Internationale Migration und Reisetätigkeit nehmen kontinuierlich zu. Deutschland ist wesentlich an dieser Entwicklung beteiligt: Einerseits steigt die Zahl touristischer wie beruflicher Auslandsreisen, andererseits kommt es zu einer verstärkten Zuwanderung im Rahmen von Arbeitsmigration, politischer Verfolgung und Flucht. Als Folge sind alle Ärzte in Klinik und Praxis vermehrt mit importierten Erkrankungen konfrontiert.

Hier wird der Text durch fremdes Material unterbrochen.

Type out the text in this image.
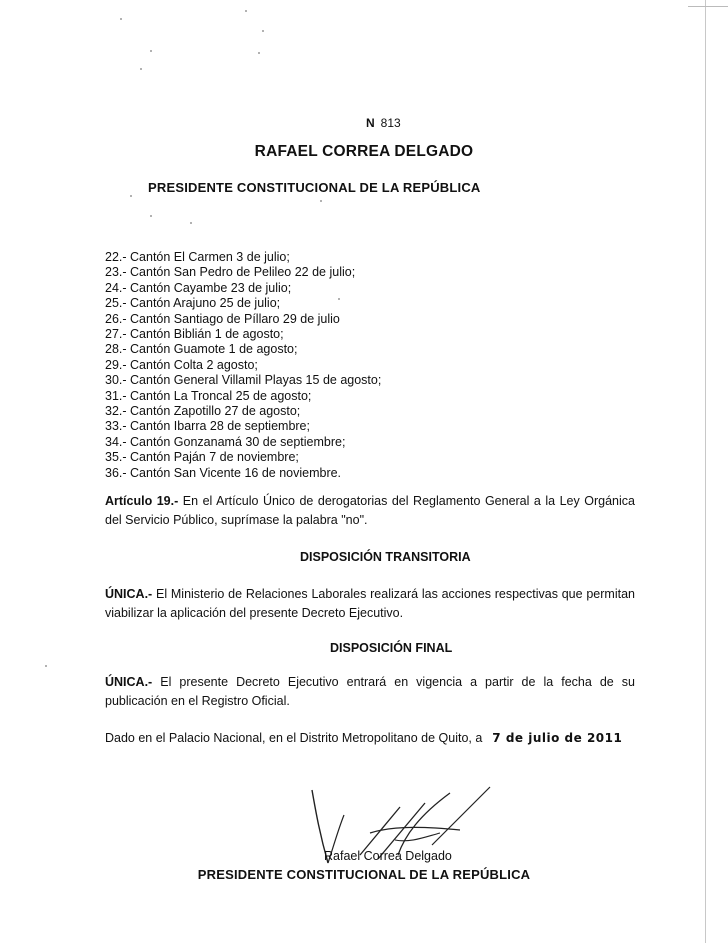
N 813
RAFAEL CORREA DELGADO
PRESIDENTE CONSTITUCIONAL DE LA REPÚBLICA
22.- Cantón El Carmen 3 de julio;
23.- Cantón San Pedro de Pelileo 22 de julio;
24.- Cantón Cayambe 23 de julio;
25.- Cantón Arajuno 25 de julio;
26.- Cantón Santiago de Píllaro 29 de julio
27.- Cantón Biblián 1 de agosto;
28.- Cantón Guamote 1 de agosto;
29.- Cantón Colta 2 agosto;
30.- Cantón General Villamil Playas 15 de agosto;
31.- Cantón La Troncal 25 de agosto;
32.- Cantón Zapotillo 27 de agosto;
33.- Cantón Ibarra 28 de septiembre;
34.- Cantón Gonzanamá 30 de septiembre;
35.- Cantón Paján 7 de noviembre;
36.- Cantón San Vicente 16 de noviembre.

Artículo 19.- En el Artículo Único de derogatorias del Reglamento General a la Ley Orgánica del Servicio Público, suprímase la palabra "no".

DISPOSICIÓN TRANSITORIA

ÚNICA.- El Ministerio de Relaciones Laborales realizará las acciones respectivas que permitan viabilizar la aplicación del presente Decreto Ejecutivo.

DISPOSICIÓN FINAL

ÚNICA.- El presente Decreto Ejecutivo entrará en vigencia a partir de la fecha de su publicación en el Registro Oficial.

Dado en el Palacio Nacional, en el Distrito Metropolitano de Quito, a 7 de julio de 2011
Rafael Correa Delgado
PRESIDENTE CONSTITUCIONAL DE LA REPÚBLICA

Durch internationale Sentinel-Surveillance-Systeme und ein verbessertes nationales wie internationales Melde- und Berichtswesen haben wir heute aktuelle und aussagekräftige Daten über das Spektrum von Importerkrankungen. Ausbrüche und epidemiologische Veränderungen werden zudem weltweit wesentlich rascher und besser erfasst. Die globale Epidemiologie schlägt sich dabei auch in den Importzahlen nieder, wie etwa bei der Zunahme importierter Fälle von Dengue- und Chikungunyafieber in den letzten Jahren. 2014 führte der Anstieg von Flüchtlingen aus Malaria-endemischen Ländern zu einer drastischen Zunahme bei den nach Deutschland importierten Malariafällen.

Der erste Dossier-Beitrag gibt einen aktuellen Überblick zu den wichtigsten Importerkrankungen sowie zum praktischen Vorgehen anhand von Leitsymptomen und -befunden. Besonders bedeutsam ist es, diejenigen Erkrankungen möglichst früh zu diagnostizieren, die rasch bedrohlich verlaufen können oder von seuchenhygienischer Bedeutung sind. Wichtig ist es auch, das unterschiedliche Spektrum der Erkrankungen bei Touristen und Migranten zu kennen. Während bei deutschen Reiserückkehren Erkrankungen wie Reisediarrhoe oder Denguefieber im Vordergrund stehen, finden sich bei Migranten eher Tuberkulose, Malaria, chronische Hepatitiden, HIV-Infektionen und Darmparasiten.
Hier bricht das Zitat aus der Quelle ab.